6. Thread-related modules
Multithreading-related standard library modules:

Iii. Summary
(1) A program to accomplish multiple tasks, consider using a single thread for each task, which is more clearly designed than a single-threaded program.
(2) Single-threaded programs are limited in program performance, especially in programs that have independent, run-time uncertainties, multiple tasks, and separate multiple tasks into multiple threads running faster than sequential operations. Because the Python interpreter is single-threaded, not all programs can benefit from multiple threads.
(3) If there is insufficient, please leave a message, thank you first!

  • Related Article

    Contact Us

    The content source of this page is from Internet, which doesn't represent Alibaba Cloud's opinion; products and services mentioned on that page don't have any relationship with Alibaba Cloud. If the content of the page makes you feel confusing, please write us an email, we will handle the problem within 5 days after receiving your email.

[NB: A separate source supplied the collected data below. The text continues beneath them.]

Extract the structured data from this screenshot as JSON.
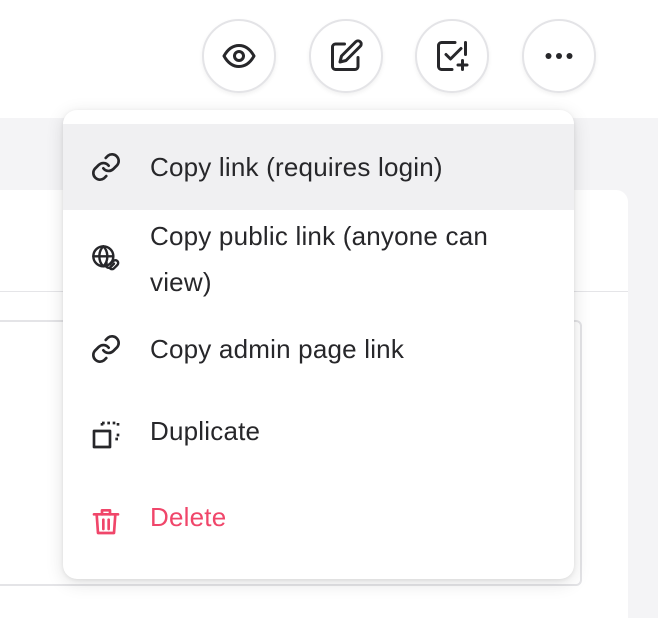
{
  "toolbar": {
    "buttons": [
      {
        "name": "preview",
        "icon": "eye-icon"
      },
      {
        "name": "edit",
        "icon": "pencil-square-icon"
      },
      {
        "name": "approve",
        "icon": "checkbox-plus-icon"
      },
      {
        "name": "more",
        "icon": "ellipsis-icon"
      }
    ]
  },
  "menu": {
    "items": [
      {
        "label": "Copy link (requires login)",
        "icon": "link-icon",
        "active": true
      },
      {
        "label": "Copy public link (anyone can view)",
        "icon": "globe-link-icon"
      },
      {
        "label": "Copy admin page link",
        "icon": "link-icon"
      },
      {
        "label": "Duplicate",
        "icon": "duplicate-icon"
      },
      {
        "label": "Delete",
        "icon": "trash-icon",
        "danger": true
      }
    ]
  },
  "colors": {
    "text": "#27272a",
    "danger": "#f0466a",
    "hover_bg": "#f0f0f2",
    "page_bg": "#f4f4f6"
  }
}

    If you find any instances of plagiarism from the community, please send an email to: info-contact@alibabacloud.com and provide relevant evidence. A staff member will contact you within 5 working days.

    A Free Trial That Lets You Build Big!

    Start building with 50+ products and up to 12 months usage for Elastic Compute Service

    • Sales Support

      1 on 1 presale consultation

    • After-Sales Support

      24/7 Technical Support 6 Free Tickets per Quarter Faster Response

    • Alibaba Cloud offers highly flexible support services tailored to meet your exact needs.